After the first workers in the Shakopee warehouse tested positive for Covid-19 in late April, at least 25 of their colleagues walked off their shift. One of their key demands was an extension of unpaid time off for workers who didn’t feel safe in the workplace or needed to stay home during the pandemic for family reasons.
Their concerns were hardly unfounded. On October 1, Amazon announced that 19,816 of its frontline workers across the country had tested positive for the virus.
Amazon warehouse workers also face intense everyday physical stress. The Shakopee facility employs roughly 1,000 workers who collect and pack items that zip down a conveyor belt at dizzying speeds.
“When I applied for the job, they said I wouldn’t have to lift anything heavier than 50 pounds,” said Nimo Hirad. “After I was hired I had to lift as much as 80 pounds.”
When Hirad and other women began participating in protests over working conditions, she started getting called into the management office and interrogated.
“We’re not treated as human beings,” she said. “They treat us like robots.”
According to In These Times, the Shakopee facility has one of the highest injury rates among Amazon’s warehouses.
To tighten the screws on employees, Amazon uses an automated monitoring system called “time off task,” which sends workers warnings when they’ve spent too long away from their assignment. The requirements are so stringent that workers take fewer bathroom breaks — bathrooms are often far from workspaces — in order to avoid possible disciplinary action or termination.
Mohamed Mire, who has worked for Amazon for three years, shared that he often has to work a 10-hour shift with just two short breaks.
“When I come home, I’m too tired to hug my kids,” Mire said. “I just want to go to bed. We’re fighting against a machine but we can’t win because we are human beings.”
On October 1, more than 35 Shakopee workers staged yet another walkout to protest the alleged firing of a female employee for “time off task” violations after she had voiced concerns about safety protections.
The Awood Center is demanding that the employee be reinstated, pointing out that the company has used similar excuses for targeting other worker leaders who’ve spoken up about health and safety conditions.
Rep. Ilhan Omar spoke at the 2018 walkout rally outside the Shakopee warehouse and has continued to be a strong ally of the Awood Center and the Amazon workers in her “Minnesota backyard.”
In response to Awood receiving the Letelier-Moffitt Award, Omar said they are extremely worthy because they are “using bold and creative ways to energize people to believe in themselves and to believe in the power within their communities. They are not only changing the conversation of what organizing in the labor movement looks like right now but also the narrative about what should be the power of immigrants in workplaces in this country.”

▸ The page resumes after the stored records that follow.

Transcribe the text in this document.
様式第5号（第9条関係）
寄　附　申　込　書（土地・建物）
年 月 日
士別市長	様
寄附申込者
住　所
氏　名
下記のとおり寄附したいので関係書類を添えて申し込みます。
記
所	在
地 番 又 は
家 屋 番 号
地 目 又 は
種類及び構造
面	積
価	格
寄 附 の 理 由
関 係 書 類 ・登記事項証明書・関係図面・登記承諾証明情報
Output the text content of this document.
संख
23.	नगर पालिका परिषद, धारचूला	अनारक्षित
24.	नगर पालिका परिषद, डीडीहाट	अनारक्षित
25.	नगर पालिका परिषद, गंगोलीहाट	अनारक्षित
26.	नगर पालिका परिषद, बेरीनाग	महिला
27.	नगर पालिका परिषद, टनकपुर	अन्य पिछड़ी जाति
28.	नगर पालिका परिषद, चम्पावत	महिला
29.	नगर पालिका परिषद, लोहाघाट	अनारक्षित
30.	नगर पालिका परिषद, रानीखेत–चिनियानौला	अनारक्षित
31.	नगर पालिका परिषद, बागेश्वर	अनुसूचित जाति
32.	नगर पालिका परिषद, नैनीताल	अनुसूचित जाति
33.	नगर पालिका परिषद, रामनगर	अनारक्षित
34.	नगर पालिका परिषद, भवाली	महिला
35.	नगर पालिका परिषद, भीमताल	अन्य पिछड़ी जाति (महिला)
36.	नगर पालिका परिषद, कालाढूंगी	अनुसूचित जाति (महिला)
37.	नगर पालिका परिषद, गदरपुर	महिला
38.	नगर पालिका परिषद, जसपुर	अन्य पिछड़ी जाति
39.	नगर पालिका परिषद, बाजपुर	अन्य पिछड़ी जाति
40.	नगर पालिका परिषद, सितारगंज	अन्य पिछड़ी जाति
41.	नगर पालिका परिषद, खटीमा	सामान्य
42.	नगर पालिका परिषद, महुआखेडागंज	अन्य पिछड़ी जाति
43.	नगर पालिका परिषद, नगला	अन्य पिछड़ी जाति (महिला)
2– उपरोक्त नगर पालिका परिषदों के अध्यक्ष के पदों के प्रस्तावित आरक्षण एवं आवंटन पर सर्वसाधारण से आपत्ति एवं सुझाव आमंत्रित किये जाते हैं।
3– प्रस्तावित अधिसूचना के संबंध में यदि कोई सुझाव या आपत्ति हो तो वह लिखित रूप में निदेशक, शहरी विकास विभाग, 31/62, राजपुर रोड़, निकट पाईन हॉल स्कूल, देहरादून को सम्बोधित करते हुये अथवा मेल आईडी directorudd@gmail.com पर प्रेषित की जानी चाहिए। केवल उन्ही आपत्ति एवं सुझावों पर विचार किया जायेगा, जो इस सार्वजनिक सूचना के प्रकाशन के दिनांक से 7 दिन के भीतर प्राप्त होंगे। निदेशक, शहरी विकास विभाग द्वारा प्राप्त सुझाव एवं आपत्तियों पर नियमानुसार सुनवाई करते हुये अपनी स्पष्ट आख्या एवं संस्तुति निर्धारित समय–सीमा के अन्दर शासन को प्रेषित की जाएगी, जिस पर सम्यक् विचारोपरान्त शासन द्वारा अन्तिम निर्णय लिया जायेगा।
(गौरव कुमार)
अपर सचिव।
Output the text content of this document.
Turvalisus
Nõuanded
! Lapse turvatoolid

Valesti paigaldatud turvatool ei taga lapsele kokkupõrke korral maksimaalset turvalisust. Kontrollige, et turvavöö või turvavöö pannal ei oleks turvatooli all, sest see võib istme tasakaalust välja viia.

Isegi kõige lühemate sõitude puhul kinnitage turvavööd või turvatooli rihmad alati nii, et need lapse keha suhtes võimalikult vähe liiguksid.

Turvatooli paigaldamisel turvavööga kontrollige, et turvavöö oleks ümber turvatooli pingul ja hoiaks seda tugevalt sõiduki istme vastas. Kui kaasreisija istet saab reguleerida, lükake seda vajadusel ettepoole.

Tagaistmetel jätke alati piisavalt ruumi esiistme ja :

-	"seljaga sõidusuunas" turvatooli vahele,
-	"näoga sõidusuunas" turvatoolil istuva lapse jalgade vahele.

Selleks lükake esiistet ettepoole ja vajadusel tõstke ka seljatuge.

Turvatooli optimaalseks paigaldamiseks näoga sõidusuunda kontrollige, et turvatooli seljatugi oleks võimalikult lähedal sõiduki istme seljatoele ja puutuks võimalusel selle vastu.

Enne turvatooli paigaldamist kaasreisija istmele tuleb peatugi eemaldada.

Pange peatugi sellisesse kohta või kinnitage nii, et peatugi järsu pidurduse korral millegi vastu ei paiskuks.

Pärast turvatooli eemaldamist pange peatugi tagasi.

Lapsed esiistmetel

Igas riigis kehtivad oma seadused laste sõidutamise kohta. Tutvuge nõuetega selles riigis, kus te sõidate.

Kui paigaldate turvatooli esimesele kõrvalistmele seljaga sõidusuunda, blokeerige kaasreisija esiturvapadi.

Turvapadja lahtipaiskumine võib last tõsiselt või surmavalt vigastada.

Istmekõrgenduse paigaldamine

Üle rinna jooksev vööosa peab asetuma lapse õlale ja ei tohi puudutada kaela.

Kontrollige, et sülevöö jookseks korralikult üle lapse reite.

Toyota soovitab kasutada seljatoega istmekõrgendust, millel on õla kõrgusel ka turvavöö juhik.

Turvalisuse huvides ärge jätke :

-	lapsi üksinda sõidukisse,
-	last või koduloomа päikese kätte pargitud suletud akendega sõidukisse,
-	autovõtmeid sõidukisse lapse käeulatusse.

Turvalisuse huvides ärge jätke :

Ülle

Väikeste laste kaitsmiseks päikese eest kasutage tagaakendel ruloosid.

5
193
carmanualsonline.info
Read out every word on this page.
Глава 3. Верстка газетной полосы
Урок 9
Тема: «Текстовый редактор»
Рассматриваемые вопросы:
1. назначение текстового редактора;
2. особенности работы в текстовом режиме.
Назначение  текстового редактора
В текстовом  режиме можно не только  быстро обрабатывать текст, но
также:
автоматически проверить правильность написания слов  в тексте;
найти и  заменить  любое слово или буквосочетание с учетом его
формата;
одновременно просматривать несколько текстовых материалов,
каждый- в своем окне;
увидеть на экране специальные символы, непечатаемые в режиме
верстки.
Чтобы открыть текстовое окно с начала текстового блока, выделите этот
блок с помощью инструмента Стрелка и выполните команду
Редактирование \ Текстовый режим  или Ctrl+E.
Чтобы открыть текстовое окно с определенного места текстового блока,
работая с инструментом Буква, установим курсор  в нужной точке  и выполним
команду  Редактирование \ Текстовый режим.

Rep. Pramila Jayapal, who worked with Muse in her days as an immigrant rights leader, will present the award, which is named after Orlando Letelier and Ronni Karpen Moffitt, Institute for Policy Studies colleagues who were assassinated in 1976 by agents of Chilean dictator Augusto Pinochet.
“I’ve never believed that change happens because legislators decide to do the right thing,” Japayal said. “We need groups like Awood that are standing up for workers and taking on the fights of equity and justice that are sometimes controversial but are so critical to moving the ball forward.”